AROUND $70 million has been provided for waste management and resource recovery in the Ipswich City Council Budget, strongly reinforcing council’s green credentials.
Mayor Teresa Harding said the allocation was a record investment.
“Council’s wide range of initiatives aims to support a clean and green city, setting the stage for future infrastructure and services,” she said.
“While it can be frustrating to see the millions of dollars thrown into the legal process relating to external waste issues, there is immense satisfaction in seeing council focus on exceptional waste management and resource recovery to safeguard this city for decades to come.”
The funding committed in the budget includes $8 million to progress the shared Materials Recovery Facility in partnership with Logan and Redland City councils.
There is another $9 million for new and replacement waste collection vehicles (making 55 across the fleet, with more purchases to come), including $3.3 million for a dedicated FOGO (food organics, garden organics) fleet.
There will be $3.8 million worth of upgrades to the existing recycling and refuse centres at Rosewood and Riverview, with a further $1.2 million committed for planning and design of two new centres.
Council has launched its city-wide Resource Recovery Infrastructure Plan that outlines the best way to deliver fit-for-purpose resource recovery facilities in high-growth areas so it can meet the needs of the community, recover more resources, and reduce waste to landfill,” she said.

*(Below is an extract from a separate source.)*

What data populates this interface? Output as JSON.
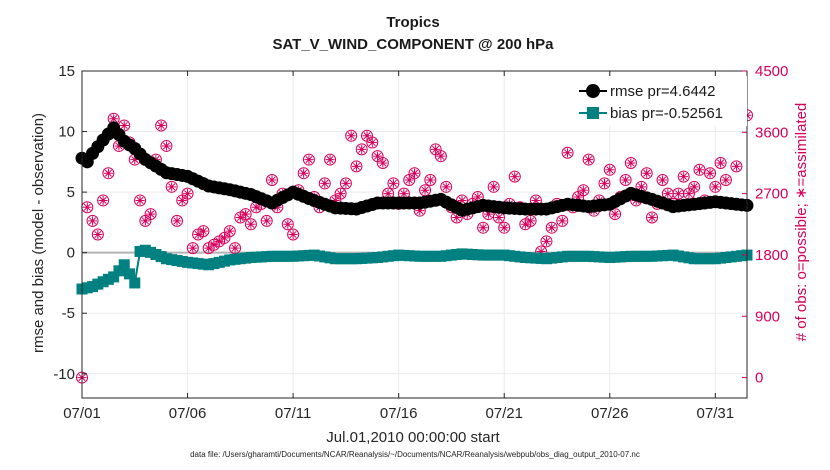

This plan reinforces the need for future recycling and refuse centres in the Western and Southern regions to service growing population growth/demand.
Council will engage with the community in the second half of 2023 regarding this infrastructure, via its Shape Your Ipswich platform, community information sessions and events.
The mayor said with the increasing capacity of new infrastructure to come online in future years, council would also explore, during the 2023-2024 period, a resident subsidy scheme such as tip vouchers.
Growth, Infrastructure and Waste Committee Deputy Chairperson Councillor Paul Tully said the investment in 2023-2024 went beyond infrastructure improvements.
“Significant changes to the resource recovery service offering and future planning are also slated for this year. For the first time, council will invest approximately $1.52 million in an annual, on-demand large items collection service,” Cr Tully said.
“This service will transition from a once-every-two-years to an annual service, allowing residents to call and make a booking. The on-demand service will commence during the 2023-2024 year, ensuring convenient and efficient service provision, with increased resource recovery for the community.
As part of the city’s commitment to sustainable waste management practices, Ipswich has announced the expansion of the Food Organic and Garden Organics (FOGO) service citywide in 2024-2025.
“In preparation for this rollout, we will invest significantly this year in new FOGO bins. This expansion will empower residents to contribute to the reduction of organic waste and promote environmentally friendly practices.”